[X3D-Public] X3D for Web Authors Examples Archive, plus audio test scene of different sound formats

Michalis Kamburelis michalis.kambi at gmail.com
Tue Dec 10 15:56:53 PST 2013


cbullard at hiwaay.net wrote:
> The URL below is an example of a midi-based production (the orchestra)
> with wav file overdubs (voice and guitar) (A youtube video but the
> process is the same) which is then rendered out as an mp4.  This is just
> to refute the idea that midi is an "old format" not in much use.

I stand corrected. From all the responses I have to admit that I judged 
MIDI way too harshly. I was basing it on my experience with game 
engines, but it looks like MIDI is very well alive and useful in other 
areas.

>
> Supporting midi doesn't cost much I would think.
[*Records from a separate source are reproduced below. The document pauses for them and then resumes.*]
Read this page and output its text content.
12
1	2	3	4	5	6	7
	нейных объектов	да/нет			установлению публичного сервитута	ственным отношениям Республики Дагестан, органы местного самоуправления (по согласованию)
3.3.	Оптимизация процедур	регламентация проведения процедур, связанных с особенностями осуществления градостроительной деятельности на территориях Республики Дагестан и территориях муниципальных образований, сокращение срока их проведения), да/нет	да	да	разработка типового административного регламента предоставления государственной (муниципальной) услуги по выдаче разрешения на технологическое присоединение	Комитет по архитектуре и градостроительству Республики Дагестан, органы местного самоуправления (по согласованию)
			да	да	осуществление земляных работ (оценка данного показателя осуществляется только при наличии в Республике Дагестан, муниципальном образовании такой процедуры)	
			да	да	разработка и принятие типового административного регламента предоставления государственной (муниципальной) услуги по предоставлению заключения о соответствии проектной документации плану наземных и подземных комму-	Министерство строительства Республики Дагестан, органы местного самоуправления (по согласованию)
MIDI is still a little costly in terms of programming work, IMHO. With 
other formats, you decompress them and feed them to the audio library 
(OpenAL, DirectSound etc.). This is a relatively easy task with a 
plethora of multimedia libs available. Reading WAV, OggVorbis, MP3 (if 
you ignore legal issues), FLAC and many others through a single API is 
doable.

With MIDI, you need a specialized MIDI library, with instrument data, 
like TiMidity++.

> The bad news is wav files while preferred for production aren't pushed
> much.  MP3s are.  Ogg doesn't exist outside the small groups that use
> it.  MP3s are.

My experience is different here... Sure, MP3 is still widely popular, 
but patent issues make it problematic to support (see e.g. the MDN link 
from previous mail 
https://developer.mozilla.org/en-US/docs/HTML/Supported_media_formats ). 
But OggVorbis is now popular too, with many game engines supporting (and 
advising it, to avoid MP3 legal troubles).